La diplomatie économique française a fait de l’Afrique de l’Est une de ses priorités depuis le discours d’Emmanuel Macron à Ouagadougou en 2017 et l’affirmation d’une « stratégie continentale » de la France en Afrique. Et les à-coups de la conjoncture politique, comme en Ethiopie, ne freinent pas cet élan. L’appétence des entreprises françaises s’en trouve revigoré, comme en témoigne la dernière tournée de Franck Riester dans la zone fin octobre.
C’est sur le Kenya que le groupe Saint Gobain a jeté son dévolu pour investir dans sa première usine dans cette partie du continent africain, via le rachat d’une unité de production de gypse, et avec le projet de créer une ligne de production de chimie de la construction. Le ministre français du Commerce extérieur, qui y terminait sa récente tournée en Afrique orientale, a assisté à cette signature fin octobre.

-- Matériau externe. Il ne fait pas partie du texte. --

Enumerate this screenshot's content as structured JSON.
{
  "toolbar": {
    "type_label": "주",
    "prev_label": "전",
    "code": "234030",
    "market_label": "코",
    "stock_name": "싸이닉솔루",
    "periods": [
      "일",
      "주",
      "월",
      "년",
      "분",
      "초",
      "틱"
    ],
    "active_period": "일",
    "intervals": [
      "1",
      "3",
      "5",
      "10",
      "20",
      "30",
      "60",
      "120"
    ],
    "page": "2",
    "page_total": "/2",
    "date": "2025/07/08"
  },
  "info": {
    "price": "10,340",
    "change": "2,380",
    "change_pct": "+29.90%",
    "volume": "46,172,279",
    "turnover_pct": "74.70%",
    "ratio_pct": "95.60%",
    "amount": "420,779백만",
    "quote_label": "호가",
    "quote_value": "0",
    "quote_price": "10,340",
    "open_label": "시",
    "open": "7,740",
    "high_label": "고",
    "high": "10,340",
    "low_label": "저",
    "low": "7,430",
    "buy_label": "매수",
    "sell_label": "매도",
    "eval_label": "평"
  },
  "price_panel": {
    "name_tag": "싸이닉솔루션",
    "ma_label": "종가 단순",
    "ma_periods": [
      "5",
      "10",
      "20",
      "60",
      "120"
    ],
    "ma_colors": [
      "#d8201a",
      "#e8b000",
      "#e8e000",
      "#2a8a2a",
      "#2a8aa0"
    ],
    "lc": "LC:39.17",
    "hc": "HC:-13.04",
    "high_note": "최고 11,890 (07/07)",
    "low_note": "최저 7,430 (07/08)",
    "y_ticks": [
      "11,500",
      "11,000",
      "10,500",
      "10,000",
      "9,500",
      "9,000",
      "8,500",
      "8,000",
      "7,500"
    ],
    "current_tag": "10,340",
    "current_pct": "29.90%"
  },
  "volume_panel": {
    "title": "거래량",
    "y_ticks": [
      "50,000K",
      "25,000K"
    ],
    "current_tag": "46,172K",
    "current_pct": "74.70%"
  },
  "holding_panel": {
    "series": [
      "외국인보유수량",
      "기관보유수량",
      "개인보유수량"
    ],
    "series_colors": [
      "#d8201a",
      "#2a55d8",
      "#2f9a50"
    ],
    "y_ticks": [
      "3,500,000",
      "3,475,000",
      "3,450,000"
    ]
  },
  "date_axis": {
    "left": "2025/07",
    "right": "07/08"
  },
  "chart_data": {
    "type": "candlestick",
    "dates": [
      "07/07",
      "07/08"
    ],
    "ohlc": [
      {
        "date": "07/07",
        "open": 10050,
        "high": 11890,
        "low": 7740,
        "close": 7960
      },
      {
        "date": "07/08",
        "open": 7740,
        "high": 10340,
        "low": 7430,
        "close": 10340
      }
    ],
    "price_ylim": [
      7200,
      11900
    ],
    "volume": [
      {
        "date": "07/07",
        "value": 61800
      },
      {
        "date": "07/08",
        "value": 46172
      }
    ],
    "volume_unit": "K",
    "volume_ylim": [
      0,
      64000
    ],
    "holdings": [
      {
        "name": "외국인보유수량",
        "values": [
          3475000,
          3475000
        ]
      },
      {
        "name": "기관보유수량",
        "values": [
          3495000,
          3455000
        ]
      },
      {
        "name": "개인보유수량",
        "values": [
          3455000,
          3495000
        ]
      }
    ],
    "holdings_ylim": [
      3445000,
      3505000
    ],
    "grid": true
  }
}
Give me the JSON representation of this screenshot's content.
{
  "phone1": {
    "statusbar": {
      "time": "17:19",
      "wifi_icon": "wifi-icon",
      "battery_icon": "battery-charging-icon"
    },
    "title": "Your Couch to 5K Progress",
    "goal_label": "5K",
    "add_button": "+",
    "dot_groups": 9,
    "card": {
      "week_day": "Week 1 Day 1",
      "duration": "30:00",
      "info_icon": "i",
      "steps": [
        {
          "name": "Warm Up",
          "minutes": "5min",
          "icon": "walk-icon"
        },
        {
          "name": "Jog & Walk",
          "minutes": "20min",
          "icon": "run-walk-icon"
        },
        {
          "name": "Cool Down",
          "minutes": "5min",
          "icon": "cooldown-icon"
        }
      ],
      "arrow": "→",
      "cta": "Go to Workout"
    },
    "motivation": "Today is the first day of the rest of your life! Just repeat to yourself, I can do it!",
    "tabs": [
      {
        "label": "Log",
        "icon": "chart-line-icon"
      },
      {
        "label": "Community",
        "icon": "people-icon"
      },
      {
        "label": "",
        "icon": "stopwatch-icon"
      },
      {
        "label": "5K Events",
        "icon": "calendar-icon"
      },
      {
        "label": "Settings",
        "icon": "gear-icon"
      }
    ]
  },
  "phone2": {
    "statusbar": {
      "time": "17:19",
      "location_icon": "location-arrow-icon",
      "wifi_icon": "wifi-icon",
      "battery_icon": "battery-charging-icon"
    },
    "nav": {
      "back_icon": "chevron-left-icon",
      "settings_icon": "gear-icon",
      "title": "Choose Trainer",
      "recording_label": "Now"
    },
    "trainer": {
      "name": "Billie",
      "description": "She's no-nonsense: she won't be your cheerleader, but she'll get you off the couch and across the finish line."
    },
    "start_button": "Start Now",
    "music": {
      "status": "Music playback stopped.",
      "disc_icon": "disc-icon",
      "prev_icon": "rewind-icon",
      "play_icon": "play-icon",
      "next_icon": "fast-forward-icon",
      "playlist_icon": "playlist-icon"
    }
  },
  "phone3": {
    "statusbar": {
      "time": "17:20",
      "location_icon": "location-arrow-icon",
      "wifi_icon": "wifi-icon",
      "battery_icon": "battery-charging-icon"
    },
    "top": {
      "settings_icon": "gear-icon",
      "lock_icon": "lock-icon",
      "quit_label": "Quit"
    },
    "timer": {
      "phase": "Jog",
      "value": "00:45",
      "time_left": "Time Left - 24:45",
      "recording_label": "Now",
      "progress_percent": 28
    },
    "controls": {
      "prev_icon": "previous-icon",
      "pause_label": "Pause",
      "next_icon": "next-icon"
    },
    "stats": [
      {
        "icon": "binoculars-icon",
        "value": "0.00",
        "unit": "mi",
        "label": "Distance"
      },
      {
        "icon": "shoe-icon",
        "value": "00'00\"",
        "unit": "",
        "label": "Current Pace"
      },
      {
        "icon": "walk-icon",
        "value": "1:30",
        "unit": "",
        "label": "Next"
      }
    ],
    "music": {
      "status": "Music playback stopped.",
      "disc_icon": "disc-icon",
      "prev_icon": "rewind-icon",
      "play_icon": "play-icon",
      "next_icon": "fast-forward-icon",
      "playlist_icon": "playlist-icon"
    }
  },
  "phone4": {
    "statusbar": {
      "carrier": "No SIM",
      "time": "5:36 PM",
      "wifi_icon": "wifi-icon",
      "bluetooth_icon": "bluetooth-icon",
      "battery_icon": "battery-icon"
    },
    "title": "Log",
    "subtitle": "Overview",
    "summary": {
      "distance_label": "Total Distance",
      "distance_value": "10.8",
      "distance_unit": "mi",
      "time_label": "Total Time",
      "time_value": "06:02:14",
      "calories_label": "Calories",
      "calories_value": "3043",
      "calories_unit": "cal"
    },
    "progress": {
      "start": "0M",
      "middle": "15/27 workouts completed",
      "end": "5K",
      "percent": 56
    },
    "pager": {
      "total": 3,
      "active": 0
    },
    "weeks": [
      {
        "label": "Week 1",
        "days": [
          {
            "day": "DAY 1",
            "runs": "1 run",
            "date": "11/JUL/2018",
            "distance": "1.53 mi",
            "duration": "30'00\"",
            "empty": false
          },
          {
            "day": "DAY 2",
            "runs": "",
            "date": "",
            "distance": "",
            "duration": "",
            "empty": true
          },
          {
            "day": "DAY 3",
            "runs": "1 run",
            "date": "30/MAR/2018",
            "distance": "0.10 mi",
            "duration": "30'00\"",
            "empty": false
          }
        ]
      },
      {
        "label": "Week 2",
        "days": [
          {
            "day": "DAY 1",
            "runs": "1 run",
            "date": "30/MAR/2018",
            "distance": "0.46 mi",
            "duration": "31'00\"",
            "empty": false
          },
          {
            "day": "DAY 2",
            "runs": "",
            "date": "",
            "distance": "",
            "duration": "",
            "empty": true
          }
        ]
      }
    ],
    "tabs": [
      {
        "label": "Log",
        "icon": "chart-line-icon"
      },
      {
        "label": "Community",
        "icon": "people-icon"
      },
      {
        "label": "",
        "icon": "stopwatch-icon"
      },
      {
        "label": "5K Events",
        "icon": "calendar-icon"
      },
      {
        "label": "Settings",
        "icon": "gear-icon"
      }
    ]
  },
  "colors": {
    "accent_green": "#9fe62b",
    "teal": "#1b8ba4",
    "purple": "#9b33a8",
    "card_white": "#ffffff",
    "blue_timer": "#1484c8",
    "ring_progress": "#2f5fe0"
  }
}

Le champion français des matériaux de construction a également investi, au même moment, dans le rachat d’une participation majoritaire dans a.b.e.® Mauritius, acteur de premier plan – licencié de Chryso – dans les mortiers techniques, additifs et produits imperméabilisants. Quelques mois auparavant, le groupe Soufflet avait annoncé son premier investissement en Afrique avec la création d’une malterie en Ethiopie.
Les entreprises françaises sont-elles en train de changer de braquet sur cette partie du continent africain où seuls quelques grands noms tels que Bolloré Logistics ou Total s’aventuraient jusqu’à présent ?
Les investissements directs français ont triplé
De fait, avant la pandémie, les investissements directs français dans cette partie du continent avaient commencé à décoller, avec un triplement entre 2018 et 2019 de 2,8 à 7,2 milliards d’euros (Md EUR). Au Quai d’Orsay, on est convaincu qu’il y a une vraie attente, en Afrique anglophone et lusophone, vis-à-vis de la France et de ses savoir-faire.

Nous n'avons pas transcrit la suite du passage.